🤖 AI Summary
Real-world image denoising in the sRGB space is hindered by the complex diversity of real noise and the scarcity of paired training data, leading to poor generalization of models in practical scenarios. To address this, this work proposes a Prompt-Driven Noise Generation (PNG) framework that synthesizes realistic, cross-device noise without relying on camera metadata.
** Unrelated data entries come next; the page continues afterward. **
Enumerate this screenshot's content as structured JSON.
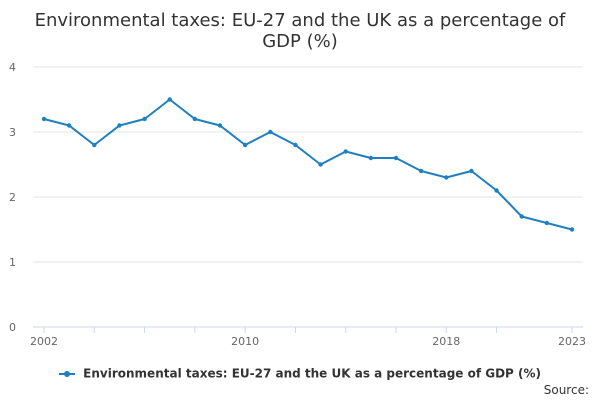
{
  "chart_data": {
    "type": "line",
    "title_lines": [
      "Environmental taxes: EU-27 and the UK as a percentage of",
      "GDP (%)"
    ],
    "x": [
      2002,
      2003,
      2004,
      2005,
      2006,
      2007,
      2008,
      2009,
      2010,
      2011,
      2012,
      2013,
      2014,
      2015,
      2016,
      2017,
      2018,
      2019,
      2020,
      2021,
      2022,
      2023
    ],
    "x_tick_labels": [
      "2002",
      "2010",
      "2018",
      "2023"
    ],
    "x_tick_positions": [
      2002,
      2010,
      2018,
      2023
    ],
    "x_minor_ticks": [
      2002,
      2004,
      2006,
      2008,
      2010,
      2012,
      2014,
      2016,
      2018,
      2020,
      2023
    ],
    "xlim": [
      2002,
      2023
    ],
    "y_ticks": [
      0,
      1,
      2,
      3,
      4
    ],
    "ylim": [
      0,
      4
    ],
    "grid": true,
    "legend_position": "bottom-center",
    "xlabel": "",
    "ylabel": "",
    "series": [
      {
        "name": "Environmental taxes: EU-27 and the UK as a percentage of GDP (%)",
        "color": "#1f7fbf",
        "values": [
          3.2,
          3.1,
          2.8,
          3.1,
          3.2,
          3.5,
          3.2,
          3.1,
          2.8,
          3.0,
          2.8,
          2.5,
          2.7,
          2.6,
          2.6,
          2.4,
          2.3,
          2.4,
          2.1,
          1.7,
          1.6,
          1.5
        ]
      }
    ]
  },
  "legend": {
    "label": "Environmental taxes: EU-27 and the UK as a percentage of GDP (%)"
  },
  "footer": {
    "source_label": "Source:"
  },
  "colors": {
    "series": "#1f7fbf",
    "grid": "#e6e6e6",
    "axis": "#ccd6eb",
    "text": "#333333"
  }
}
By leveraging a diffusion model architecture augmented with prompt-driven noise representation learning, PNG captures high-dimensional prompt features that encode input noise characteristics, enabling faithful reproduction of real noise distributions from limited authentic samples. Experimental results demonstrate that the generated noisy images exhibit high visual fidelity and significantly enhance both the performance and generalization capability of state-of-the-art real-image denoising models across multiple benchmarks.
📝 Abstract
Denoising in the sRGB image space is challenging due to noise variability. Although end-to-end methods perform well, their effectiveness in real-world scenarios is limited by the scarcity of real noisy-clean image pairs, which are expensive and difficult to collect. To address this limitation, several generative methods have been developed to synthesize realistic noisy images from limited data. These generative approaches often rely on camera metadata during both training and testing to synthesize real-world noise. However, the lack of metadata or inconsistencies between devices restricts their usability. Therefore, we propose a novel framework called Prompt-Driven Noise Generation (PNG). This model is capable of acquiring high-dimensional prompt features that capture the characteristics of real-world input noise and creating a variety of realistic noisy images consistent with the distribution of the input noise. By eliminating the dependency on explicit camera metadata, our approach significantly enhances the generalizability and applicability of noise synthesis. Comprehensive experiments reveal that our model effectively produces realistic noisy images and show the successful application of these generated images in removing real-world noise across various benchmark datasets.